Hindsight 2070: We asked 15 experts, “What do we do now that will be considered unthinkable in 50 years?” Here’s what they told us.

Javier Zarracina:

Some 50 years ago, in 1964, 42 percent of Americans smoked cigarettes. Smoking in bars and offices was normal and cigarettes were given to soldiers as part of military rations. Half of American physicians smoked. Ads for cigarettes bombarded the American public. That year, the surgeon general released a report outlining the health risks of smoking. Two years later, only 40 percent of Americans said that they believed smoking was a major cause of cancer.

Today, we know that smoking is bad for our health. We’ve banned smoking in most indoor public spaces. We stopped allowing tobacco companies to advertise and forced them to put warning labels on cigarette boxes. By 2001, 71 percent of the country said they recognized smoking was a major cause of cancer, and by 2017, the rate of smokers dropped to 14 percent. The habit is now looked at as a relic of the past, something we’ve come to accept as unquestionably harmful.

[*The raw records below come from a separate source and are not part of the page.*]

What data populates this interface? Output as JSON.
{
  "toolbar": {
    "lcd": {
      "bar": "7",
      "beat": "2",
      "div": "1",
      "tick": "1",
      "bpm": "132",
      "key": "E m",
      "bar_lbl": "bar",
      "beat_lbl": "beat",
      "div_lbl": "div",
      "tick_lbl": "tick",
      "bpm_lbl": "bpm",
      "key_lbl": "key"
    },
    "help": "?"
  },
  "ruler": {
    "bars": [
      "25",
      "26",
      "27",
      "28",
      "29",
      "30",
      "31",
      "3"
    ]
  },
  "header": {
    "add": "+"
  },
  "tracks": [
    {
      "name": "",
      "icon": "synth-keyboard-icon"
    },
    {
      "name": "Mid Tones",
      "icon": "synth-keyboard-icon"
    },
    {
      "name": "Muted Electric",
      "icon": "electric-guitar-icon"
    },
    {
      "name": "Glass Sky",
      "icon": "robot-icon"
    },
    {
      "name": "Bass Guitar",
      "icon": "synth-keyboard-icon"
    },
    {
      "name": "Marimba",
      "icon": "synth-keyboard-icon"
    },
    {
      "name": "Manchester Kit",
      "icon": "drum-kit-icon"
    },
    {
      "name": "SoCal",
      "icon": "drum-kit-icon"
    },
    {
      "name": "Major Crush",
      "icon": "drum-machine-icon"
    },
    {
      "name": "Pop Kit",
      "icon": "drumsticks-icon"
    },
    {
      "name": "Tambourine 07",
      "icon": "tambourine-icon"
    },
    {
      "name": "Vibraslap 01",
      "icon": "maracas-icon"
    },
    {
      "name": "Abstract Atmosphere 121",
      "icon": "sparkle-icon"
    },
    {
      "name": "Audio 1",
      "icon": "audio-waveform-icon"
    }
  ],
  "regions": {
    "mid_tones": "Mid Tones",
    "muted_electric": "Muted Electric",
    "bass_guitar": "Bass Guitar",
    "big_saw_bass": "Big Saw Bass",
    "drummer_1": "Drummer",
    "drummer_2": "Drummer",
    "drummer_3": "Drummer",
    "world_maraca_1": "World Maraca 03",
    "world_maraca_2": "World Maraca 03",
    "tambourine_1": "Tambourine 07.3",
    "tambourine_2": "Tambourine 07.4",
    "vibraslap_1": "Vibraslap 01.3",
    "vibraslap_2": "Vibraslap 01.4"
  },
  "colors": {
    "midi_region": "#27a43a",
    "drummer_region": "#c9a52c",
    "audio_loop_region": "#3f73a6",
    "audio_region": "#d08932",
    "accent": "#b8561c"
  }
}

When we think about what common habits, social norms, or laws that are widely considered unthinkable in today’s world, a variety of past atrocities come to mind. We could point to bloodletting, Jim Crow-era segregation, and drinking and driving as being on the “wrong side” of history.

But what modern practices will we one day think of as barbaric? It’s a framework invoked frequently in political or scientific beliefs: Actor Harrison Ford recently said leaders who deny climate change are on the “wrong side of history.” President Barack Obama said Russia’s military intervention in Ukraine was on the “wrong side of history.” Filmmaker Spike Lee said that President Donald Trump himself is on the “wrong side of history.”